When setting out on a task like this, the first thing I try to do is clearly define an objective and method for accomplishing it. Previously I talked a bit about the actual objective, identifying and perpetuating good ideas, but ignored the problem of how to accomplish it. As it turns out, this is unsurprisingly a task easier said than done. I'll start off here then by working on the first part of this problem.

What exactly are good ideas? How can we tell the difference between good and bad ideas? How do we even know what if anything 'good' and 'bad' really are? For that matter, how do we really know anything? Starting from the ground up epistemologically speaking we can't even say that we really have a leg to stand on for sure. I do my best to use reason and evidence to determine what I do and do not believe, but as the entire process is entirely subjective, knowledge is, it seems, forever untransferrable directly and must be accepted or not by each individual based on unique sets of individually constructed standards which are themselves untransferrable knowledge due to subjectivity. For the sake of my own standards I will take for granted "cogito ergo sum" as relatively unfalsifiable but no more. Beyond that I will say that I believe that all we think we know, we simply believe to such an extent that we do not consider alternative possibilities, and the things we say we do not know but believe, we hold onto in spite of acknowledged alternative possibilities which we are aware of and yet disregard for our own subjective reasons.

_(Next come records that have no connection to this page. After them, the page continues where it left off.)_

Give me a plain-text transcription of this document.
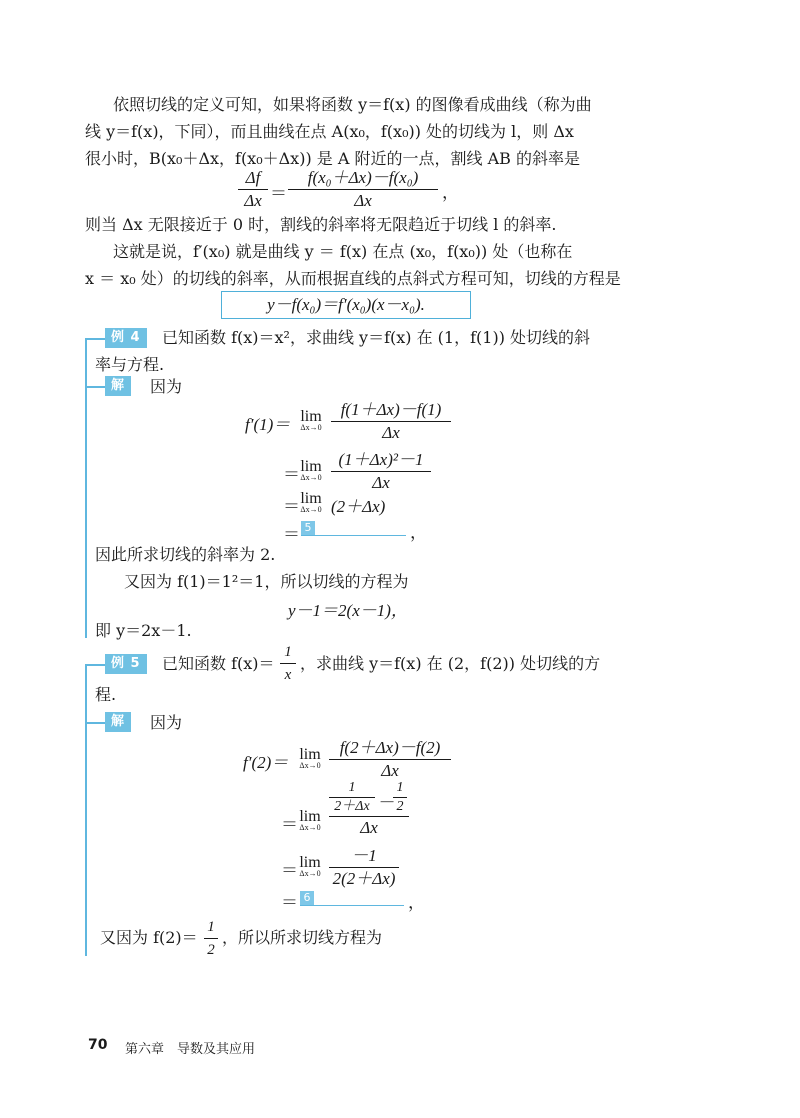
依照切线的定义可知，如果将函数 y＝f(x) 的图像看成曲线（称为曲
线 y＝f(x)，下同），而且曲线在点 A(x₀，f(x₀)) 处的切线为 l，则 Δx
很小时，B(x₀＋Δx，f(x₀＋Δx)) 是 A 附近的一点，割线 AB 的斜率是
Δf
Δx ＝
f(x₀＋Δx)－f(x₀)
Δx	，
则当 Δx 无限接近于 0 时，割线的斜率将无限趋近于切线 l 的斜率.
这就是说，f′(x₀) 就是曲线 y ＝ f(x) 在点 (x₀，f(x₀)) 处（也称在
x ＝ x₀ 处）的切线的斜率，从而根据直线的点斜式方程可知，切线的方程是
y－f(x₀)＝f′(x₀)(x－x₀).
例 4	已知函数 f(x)＝x²，求曲线 y＝f(x) 在 (1，f(1)) 处切线的斜
率与方程.
解	因为
f′(1)＝ lim
Δx→0
f(1＋Δx)－f(1)
Δx
＝ lim
Δx→0
(1＋Δx)²－1
Δx
＝ lim
Δx→0 (2＋Δx)
＝ 5	，
因此所求切线的斜率为 2.
又因为 f(1)＝1²＝1，所以切线的方程为
y－1＝2(x－1)，
即 y＝2x－1.
例 5	已知函数 f(x)＝
1
x
，求曲线 y＝f(x) 在 (2，f(2)) 处切线的方
程.
解	因为
f′(2)＝ lim
Δx→0
f(2＋Δx)－f(2)
Δx
＝ lim
Δx→0
1
2＋Δx －
1
2
Δx
＝ lim
Δx→0
－1
2(2＋Δx)
＝ 6	，
又因为 f(2)＝
1
2
，所以所求切线方程为
70 第六章　导数及其应用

Taking this standard of knowledge and belief as a starting point I believe I know what 'good' and 'bad' are, at least to me. My definition of good, is simply complexity. This may be a bit unorthodox, but at a very fundamental level this I believe, is the only thing that really matters. While somewhat separate from typically accepted 'good' characteristics of love, compassion, etc. it is I think more universally applicable as too much love or compassion, or love of or compassion for the wrong things or people can in fact lead to negative consequences as well as positive. Complexity, or 'interestingness' however I would argue, always leads to positive results as greater complexity allows for greater appreciation and understanding of that complexity and as such provides the potential for experiences which are greater in nature than those possible in an environment of lesser complexity. 'Bad' then is the lack of or reduction in complexity seemingly inherent in life and existance as a whole. Humans grow old, our ability to interact with, percieve and even comprehend the world around us lessens and eventually will come to an end entirely. Likewise the forces of entropy at work in the universe reduce complexity into simplicity, theoretically leading to the eventual total colapse of complexity and existance as we percieve it in our universe.

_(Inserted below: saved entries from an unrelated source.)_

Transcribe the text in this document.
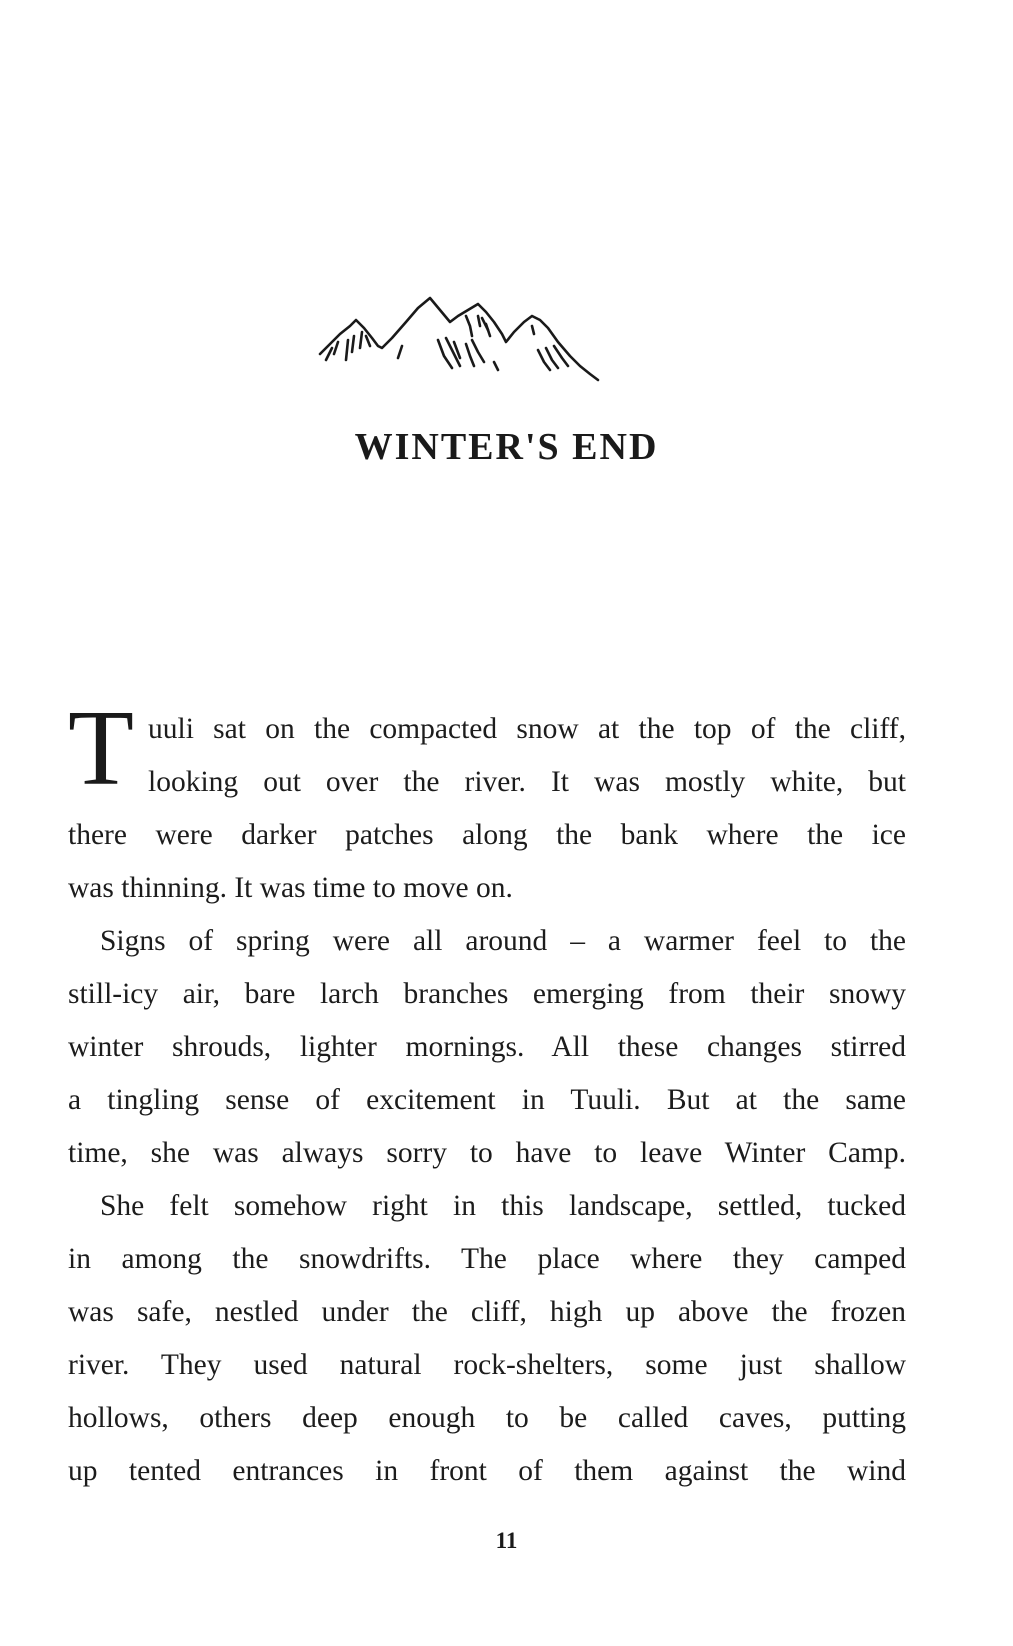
WINTER'S END
T uuli sat on the compacted snow at the top of the cliff,
looking out over the river. It was mostly white, but
there were darker patches along the bank where the ice
was thinning. It was time to move on.
Signs of spring were all around – a warmer feel to the
still-icy air, bare larch branches emerging from their snowy
winter shrouds, lighter mornings. All these changes stirred
a tingling sense of excitement in Tuuli. But at the same
time, she was always sorry to have to leave Winter Camp.
She felt somehow right in this landscape, settled, tucked
in among the snowdrifts. The place where they camped
was safe, nestled under the cliff, high up above the frozen
river. They used natural rock-shelters, some just shallow
hollows, others deep enough to be called caves, putting
up tented entrances in front of them against the wind
11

And so, in a very basic way that which is good is that which is complex, and that which is bad is that which is simple, flat, uniform, uninteresting, and so on. I would add to this that what really matters due to subjectivity is useful complexity or 'interestingness' as the purpose for my esteem for complexity itself is in it's capacity to be observed. A tree falling in the forrest with no one to hear it does not in fact make a sound in this case, and so useless, unappreciable complexity is not as 'good' as that complexity which is observable and appreciable, which from here on I will describe as interestingness.

Of note, it may be of some concern to consider the implications of this definition of good as it does in fact mean that even conventionally negative experiences such as suffering are themselves complex compared to the potentially more casually attractive state of neutral non-experience. This is a point I intend to explore more fully in the future. Is it better to feel pain than nothing at all? Is it not better to feel happy than sad? Is life always preferable to death? There is still a bit of groundwork to be laid before truly beginning into specific evaluation of circumstances, however this definition is perhaps the cornerstone upon which such evaluations in the future will rest.

TFTD: How interesting was your day today? How much more interesting would you like it to have been?